In 1968, Graff decided to return to Louisiana to accept an assistant coaching position at Louisiana Tech.
“I had too much adventure about me,” Graff remembered of that decision. “I wanted to see what was on the other side of the mountain.”
At Louisiana Tech, Graff was tasked with recruiting the first black athlete for the college.
“They turned recruiting totally over to me,” Graff said.
While at Louisiana Tech, Graff became friends with such sports legends as Hall of Fame quarterback Terry Bradshaw (“I taught him how to fish,” Graff said) and former Denver Broncos quarterback Mickey Slaughter, who later became an assistant football coach at Louisiana Tech.
“Glenn Graff is one of my heroes from way, way back,” Slaughter said recently. “Glenn was a big, strong rebounding machine. We became fast friends. He was some kind of basketball player in his day.”
After two years at Tech, Graff returned to Louisiana College to serve as an assistant to legendary head coach Billy Allgood.
Graff said he was “weeks away” from being named head hoops coach at Louisiana Tech when tragedy struck.
His wife Sandy died in a vehicle crash in Louisiana, sending Graff’s life into a tailspin.
“My life went backwards for a long time after that,” Graff remembers. “You know, life is a bowl of cherries, but sometimes there’s a lemon.”
With two kids to raise on his own, Graff left coaching and assumed an assistant principal position at Buckeye High School in Deville, La.
That’s where he met his current wife, Hilda, a mother of two who had lost her husband to a freak accident as well. They’ve been married nearly 49 years.
Hilda was buying products from Amway, which sells health, beauty and home care products.
Eventually, the couple got involved in Amway themselves, tripling their income in the first two years.

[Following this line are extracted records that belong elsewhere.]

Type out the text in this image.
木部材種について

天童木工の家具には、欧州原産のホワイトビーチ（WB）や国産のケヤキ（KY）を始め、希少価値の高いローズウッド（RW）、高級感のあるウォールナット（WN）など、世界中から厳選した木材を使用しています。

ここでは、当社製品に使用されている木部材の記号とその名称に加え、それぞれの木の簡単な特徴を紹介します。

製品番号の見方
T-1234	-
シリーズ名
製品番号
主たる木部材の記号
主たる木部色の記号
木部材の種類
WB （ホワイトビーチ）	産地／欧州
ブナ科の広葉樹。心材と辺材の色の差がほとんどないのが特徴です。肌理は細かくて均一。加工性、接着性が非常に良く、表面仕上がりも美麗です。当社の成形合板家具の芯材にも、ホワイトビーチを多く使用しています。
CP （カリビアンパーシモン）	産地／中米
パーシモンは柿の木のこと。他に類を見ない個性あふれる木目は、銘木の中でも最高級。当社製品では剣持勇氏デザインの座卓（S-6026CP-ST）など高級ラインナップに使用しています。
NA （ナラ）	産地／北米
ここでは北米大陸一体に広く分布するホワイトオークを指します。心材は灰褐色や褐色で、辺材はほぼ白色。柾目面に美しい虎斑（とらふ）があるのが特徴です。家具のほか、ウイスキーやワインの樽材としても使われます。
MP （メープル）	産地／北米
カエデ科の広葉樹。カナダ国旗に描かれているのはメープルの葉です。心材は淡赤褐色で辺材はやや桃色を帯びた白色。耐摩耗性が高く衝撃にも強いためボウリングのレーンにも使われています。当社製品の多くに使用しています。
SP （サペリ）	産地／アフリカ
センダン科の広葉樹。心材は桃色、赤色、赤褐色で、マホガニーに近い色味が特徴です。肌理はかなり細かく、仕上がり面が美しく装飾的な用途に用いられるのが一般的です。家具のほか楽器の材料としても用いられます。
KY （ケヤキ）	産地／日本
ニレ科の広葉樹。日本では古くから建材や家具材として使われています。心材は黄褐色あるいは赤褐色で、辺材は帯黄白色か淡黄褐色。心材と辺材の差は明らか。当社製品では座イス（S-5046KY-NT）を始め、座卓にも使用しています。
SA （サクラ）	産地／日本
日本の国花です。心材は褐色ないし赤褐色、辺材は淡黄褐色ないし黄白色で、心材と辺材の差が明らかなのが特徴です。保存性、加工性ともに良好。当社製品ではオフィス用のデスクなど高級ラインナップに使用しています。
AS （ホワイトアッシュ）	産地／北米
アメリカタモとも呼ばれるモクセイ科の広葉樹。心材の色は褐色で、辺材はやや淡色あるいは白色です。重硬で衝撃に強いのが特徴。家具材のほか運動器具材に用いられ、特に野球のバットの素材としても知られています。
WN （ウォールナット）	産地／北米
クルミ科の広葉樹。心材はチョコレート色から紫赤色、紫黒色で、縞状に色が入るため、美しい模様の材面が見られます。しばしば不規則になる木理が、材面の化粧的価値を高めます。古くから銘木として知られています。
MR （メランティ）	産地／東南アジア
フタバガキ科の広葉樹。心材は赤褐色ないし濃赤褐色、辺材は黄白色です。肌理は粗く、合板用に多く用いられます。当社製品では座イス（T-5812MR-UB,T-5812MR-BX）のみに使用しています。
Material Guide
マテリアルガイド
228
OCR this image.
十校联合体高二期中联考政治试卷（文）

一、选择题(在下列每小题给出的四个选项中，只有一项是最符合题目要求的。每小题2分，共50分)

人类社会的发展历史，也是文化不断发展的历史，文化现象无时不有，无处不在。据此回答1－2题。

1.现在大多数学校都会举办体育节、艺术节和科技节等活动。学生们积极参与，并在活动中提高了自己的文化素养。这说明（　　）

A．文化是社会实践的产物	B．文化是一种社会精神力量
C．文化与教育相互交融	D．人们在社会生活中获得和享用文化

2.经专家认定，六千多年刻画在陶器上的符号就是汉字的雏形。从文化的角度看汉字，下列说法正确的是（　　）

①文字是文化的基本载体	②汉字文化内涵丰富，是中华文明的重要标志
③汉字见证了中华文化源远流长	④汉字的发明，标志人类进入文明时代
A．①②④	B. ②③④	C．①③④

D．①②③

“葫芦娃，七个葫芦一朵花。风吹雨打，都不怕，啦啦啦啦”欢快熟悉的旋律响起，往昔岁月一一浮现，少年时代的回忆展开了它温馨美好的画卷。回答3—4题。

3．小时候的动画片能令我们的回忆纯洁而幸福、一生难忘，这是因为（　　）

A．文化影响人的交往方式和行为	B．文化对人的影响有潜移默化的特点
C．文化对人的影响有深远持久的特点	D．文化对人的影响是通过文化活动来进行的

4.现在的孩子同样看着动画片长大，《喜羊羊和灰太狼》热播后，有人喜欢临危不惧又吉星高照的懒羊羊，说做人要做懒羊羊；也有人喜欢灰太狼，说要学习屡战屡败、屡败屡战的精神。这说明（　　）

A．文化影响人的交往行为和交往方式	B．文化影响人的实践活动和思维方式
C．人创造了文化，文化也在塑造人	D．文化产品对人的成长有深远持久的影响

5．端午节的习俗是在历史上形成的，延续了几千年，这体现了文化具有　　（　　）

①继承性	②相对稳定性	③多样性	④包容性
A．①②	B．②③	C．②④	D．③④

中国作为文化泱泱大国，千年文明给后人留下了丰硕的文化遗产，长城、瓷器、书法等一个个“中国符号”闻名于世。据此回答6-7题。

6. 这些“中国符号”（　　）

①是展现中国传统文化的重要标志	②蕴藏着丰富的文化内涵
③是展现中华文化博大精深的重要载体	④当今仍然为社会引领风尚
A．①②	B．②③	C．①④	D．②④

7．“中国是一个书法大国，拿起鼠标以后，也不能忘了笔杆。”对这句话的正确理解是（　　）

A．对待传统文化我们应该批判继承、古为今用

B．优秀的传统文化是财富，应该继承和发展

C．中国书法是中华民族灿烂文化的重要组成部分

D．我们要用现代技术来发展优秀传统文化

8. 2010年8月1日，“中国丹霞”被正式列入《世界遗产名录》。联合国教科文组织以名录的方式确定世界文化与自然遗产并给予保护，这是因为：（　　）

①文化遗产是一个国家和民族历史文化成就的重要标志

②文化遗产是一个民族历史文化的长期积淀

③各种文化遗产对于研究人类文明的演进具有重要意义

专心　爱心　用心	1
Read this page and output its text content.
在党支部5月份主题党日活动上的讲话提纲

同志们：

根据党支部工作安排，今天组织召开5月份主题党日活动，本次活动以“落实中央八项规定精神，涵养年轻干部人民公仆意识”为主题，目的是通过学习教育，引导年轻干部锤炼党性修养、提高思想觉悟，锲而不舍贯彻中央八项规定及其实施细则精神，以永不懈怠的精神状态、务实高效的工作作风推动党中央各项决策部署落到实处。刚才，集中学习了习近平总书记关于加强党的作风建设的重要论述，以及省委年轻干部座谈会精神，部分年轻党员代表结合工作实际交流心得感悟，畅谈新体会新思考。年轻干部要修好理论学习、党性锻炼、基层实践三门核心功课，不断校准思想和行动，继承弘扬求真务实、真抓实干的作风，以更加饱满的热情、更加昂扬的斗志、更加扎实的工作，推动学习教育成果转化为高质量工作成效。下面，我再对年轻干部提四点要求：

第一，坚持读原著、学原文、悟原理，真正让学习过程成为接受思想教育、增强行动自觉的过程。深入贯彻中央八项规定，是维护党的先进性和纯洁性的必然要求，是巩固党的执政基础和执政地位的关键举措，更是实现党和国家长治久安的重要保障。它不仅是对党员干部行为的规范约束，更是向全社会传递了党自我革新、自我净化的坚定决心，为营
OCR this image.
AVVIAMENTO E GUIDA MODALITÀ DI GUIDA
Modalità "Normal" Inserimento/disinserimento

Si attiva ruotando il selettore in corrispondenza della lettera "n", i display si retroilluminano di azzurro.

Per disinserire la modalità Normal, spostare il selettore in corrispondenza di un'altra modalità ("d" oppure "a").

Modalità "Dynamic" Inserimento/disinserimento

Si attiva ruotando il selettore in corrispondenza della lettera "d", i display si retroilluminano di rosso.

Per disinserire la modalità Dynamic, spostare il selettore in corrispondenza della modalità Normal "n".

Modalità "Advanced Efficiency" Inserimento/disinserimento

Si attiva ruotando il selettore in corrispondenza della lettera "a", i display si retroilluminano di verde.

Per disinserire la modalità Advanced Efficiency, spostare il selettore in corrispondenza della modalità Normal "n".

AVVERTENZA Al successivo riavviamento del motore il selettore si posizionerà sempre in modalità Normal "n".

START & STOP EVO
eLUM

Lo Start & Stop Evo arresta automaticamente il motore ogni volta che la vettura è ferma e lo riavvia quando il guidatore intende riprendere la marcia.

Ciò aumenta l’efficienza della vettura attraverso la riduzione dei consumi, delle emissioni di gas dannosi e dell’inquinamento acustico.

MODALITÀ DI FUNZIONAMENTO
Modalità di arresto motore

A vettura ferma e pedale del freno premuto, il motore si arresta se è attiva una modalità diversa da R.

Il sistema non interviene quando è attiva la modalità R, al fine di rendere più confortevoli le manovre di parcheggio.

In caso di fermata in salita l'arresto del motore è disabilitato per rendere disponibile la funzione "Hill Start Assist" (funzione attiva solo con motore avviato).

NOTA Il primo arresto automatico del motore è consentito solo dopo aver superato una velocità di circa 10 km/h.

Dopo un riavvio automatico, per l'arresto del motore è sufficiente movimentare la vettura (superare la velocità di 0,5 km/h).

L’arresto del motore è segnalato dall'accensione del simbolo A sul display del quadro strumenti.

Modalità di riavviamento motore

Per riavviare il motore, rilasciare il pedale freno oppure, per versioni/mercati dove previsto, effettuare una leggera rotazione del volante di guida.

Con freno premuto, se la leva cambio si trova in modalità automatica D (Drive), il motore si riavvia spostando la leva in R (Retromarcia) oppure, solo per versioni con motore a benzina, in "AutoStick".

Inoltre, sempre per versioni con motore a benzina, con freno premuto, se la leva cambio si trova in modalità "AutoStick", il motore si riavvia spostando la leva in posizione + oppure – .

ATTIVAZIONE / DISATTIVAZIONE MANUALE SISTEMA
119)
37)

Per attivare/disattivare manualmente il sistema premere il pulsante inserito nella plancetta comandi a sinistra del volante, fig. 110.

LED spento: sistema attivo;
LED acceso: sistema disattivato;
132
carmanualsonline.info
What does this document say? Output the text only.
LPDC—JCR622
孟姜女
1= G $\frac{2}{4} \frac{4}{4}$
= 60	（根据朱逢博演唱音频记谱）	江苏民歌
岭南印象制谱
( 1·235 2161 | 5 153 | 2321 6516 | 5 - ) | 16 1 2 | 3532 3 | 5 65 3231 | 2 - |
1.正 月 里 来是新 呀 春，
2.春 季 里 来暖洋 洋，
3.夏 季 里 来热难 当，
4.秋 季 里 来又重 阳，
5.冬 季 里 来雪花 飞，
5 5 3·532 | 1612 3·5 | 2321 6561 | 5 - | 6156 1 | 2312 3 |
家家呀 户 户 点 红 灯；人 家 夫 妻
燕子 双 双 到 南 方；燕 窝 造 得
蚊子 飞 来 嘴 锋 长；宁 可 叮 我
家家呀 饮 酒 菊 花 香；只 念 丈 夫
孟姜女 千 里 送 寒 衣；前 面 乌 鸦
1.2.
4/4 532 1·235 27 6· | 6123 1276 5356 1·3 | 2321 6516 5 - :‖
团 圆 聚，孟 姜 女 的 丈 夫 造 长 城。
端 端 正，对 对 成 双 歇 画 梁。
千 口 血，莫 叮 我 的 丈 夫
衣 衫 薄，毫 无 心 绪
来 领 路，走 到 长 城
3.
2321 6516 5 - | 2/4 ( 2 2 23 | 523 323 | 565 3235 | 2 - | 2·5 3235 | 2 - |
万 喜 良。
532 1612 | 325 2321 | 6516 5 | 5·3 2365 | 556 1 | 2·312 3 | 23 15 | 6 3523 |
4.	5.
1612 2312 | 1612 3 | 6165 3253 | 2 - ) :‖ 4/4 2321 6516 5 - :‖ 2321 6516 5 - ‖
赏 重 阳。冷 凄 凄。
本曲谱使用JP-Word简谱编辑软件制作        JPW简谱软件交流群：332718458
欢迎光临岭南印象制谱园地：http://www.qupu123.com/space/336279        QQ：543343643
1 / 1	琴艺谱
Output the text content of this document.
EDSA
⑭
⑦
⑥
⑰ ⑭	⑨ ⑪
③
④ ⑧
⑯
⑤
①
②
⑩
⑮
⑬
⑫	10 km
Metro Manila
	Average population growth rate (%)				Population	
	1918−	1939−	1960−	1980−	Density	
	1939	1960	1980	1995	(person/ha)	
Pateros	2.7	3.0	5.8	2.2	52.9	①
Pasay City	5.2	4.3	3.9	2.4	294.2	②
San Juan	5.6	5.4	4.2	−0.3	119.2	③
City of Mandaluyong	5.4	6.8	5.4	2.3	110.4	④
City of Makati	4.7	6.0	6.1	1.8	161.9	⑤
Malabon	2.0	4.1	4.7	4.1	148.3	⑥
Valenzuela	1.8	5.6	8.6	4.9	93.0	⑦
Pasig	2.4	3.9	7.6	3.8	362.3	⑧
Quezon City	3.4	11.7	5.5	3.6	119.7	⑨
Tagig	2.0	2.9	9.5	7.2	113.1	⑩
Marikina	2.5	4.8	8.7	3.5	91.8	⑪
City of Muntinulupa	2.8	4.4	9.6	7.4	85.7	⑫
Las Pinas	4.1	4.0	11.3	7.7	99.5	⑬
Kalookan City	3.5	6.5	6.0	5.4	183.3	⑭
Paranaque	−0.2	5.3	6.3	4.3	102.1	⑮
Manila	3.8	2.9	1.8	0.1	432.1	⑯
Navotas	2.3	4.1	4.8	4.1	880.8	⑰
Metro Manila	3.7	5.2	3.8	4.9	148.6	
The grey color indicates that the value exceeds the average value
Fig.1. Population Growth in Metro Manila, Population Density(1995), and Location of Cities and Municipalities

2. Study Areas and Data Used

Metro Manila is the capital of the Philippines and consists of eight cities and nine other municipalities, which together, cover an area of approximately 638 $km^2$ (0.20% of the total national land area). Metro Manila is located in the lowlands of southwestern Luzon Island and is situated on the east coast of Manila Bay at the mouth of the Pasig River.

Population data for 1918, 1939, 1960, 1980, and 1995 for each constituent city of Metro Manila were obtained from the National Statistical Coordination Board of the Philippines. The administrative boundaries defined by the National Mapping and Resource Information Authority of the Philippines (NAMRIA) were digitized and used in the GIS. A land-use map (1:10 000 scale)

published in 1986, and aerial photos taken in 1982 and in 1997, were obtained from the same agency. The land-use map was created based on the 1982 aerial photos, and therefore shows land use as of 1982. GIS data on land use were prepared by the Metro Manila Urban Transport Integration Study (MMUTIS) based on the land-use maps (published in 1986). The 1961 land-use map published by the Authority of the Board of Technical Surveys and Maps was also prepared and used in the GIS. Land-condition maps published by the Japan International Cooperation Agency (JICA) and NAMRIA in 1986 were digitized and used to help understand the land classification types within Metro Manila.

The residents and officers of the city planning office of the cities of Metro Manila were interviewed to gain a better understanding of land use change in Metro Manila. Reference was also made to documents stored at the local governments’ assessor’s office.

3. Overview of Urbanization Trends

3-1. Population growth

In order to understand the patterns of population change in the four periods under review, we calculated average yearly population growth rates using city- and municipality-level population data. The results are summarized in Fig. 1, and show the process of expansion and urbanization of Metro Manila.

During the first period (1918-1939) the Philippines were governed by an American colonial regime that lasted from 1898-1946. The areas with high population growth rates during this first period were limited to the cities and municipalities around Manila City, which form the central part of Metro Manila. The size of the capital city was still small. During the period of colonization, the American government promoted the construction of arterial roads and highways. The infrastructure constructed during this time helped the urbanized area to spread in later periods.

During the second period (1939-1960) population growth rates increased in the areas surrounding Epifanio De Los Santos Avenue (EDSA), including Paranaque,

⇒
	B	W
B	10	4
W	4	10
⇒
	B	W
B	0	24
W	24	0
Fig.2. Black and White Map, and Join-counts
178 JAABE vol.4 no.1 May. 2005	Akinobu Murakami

The Graffs started a home-based business known as Network TwentyOne, which is a training and support organization for distributors working with Amway.
Glenn said he is still active in that business, which has made his entire family financially successful.
“It’s been good,” he said. “It keeps me going.”
They key to this success, Graff said, goes back to the hard work, dedication and motivation to succeed that started on that family farm in East Carondelet and first came to light in the Dupo High School gym.
“You gotta keep going and keep fighting,” Graff said. “Tough times don’t last. Tough people do.”